Another limitation is the relatively short time given to participants to learn their task and interact within their dyads. However, many studies in the SMM literature use tasks and interaction periods that last for only a few hours (e.g., Mathieu et al., 2000; Stout et al., 1999). One question for future research is the extent to which convergent validity may change depending on the amount of time spent working together.

The present study, however, highlights what we see as an important and pressing issue: the convergent validity of SMM measures. Clearly, despite a growing body of research on SMMs, more research is needed that compares mental model measures. Future research might compare other mental model measures, such as the interview-based measures discussed earlier. Although the measures considered here were quantitative in nature, many of the interview techniques are more qualitative and would provide an interesting comparison with the results reported here.

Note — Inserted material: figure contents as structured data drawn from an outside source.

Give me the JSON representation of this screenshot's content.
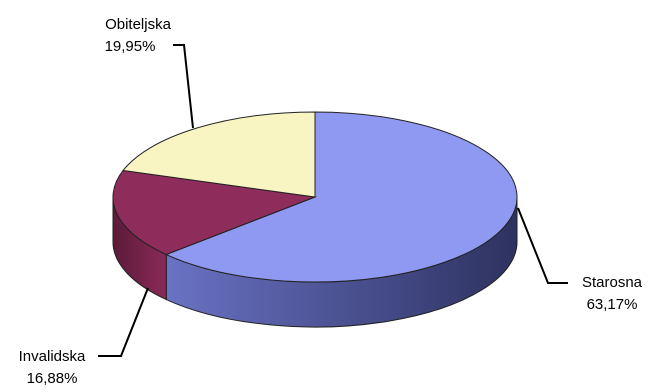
{
  "chart_data": {
    "type": "pie",
    "style": "3d",
    "categories": [
      "Starosna",
      "Invalidska",
      "Obiteljska"
    ],
    "values": [
      63.17,
      16.88,
      19.95
    ],
    "value_labels": [
      "63,17%",
      "16,88%",
      "19,95%"
    ],
    "colors": [
      "#9099f2",
      "#8e2c5b",
      "#f8f5c3"
    ],
    "side_colors": [
      "#3f4477",
      "#5a1836",
      "#b5b28a"
    ],
    "title": "",
    "legend": "none"
  }
}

Perhaps just as important as determining the convergent validity of mental model measures is determining divergent validity. If mental model measures are truly assessing mental models, their scores should not be highly correlated with scores on measures that are not assessing mental models. Future research should assess divergent validity as well.

In addition, future research might consider the specific mental model measures and mental model definitions used in previous mental model studies, to determine whether researchers’ measurement techniques match their theories. In this study, at least, the results suggest that researchers should define their SMM construct by more than just knowledge organization. Instead, researchers should specify whether their measures tap, for example, sequence-, similarity-, or cause-based knowledge organization.

Conclusion

In summary, the results of this study and the properties of the measures themselves suggest that researchers should be cautious about comparing results among studies that use different task-based SMM measures. In particular, researchers should make clear the “type” of knowledge organization they are examining in their studies—for example, sequential organization or paired comparisons. Furthermore, and most critically, the results of this study call into some question the convergent validity of one, or more, SMM measures currently used by researchers.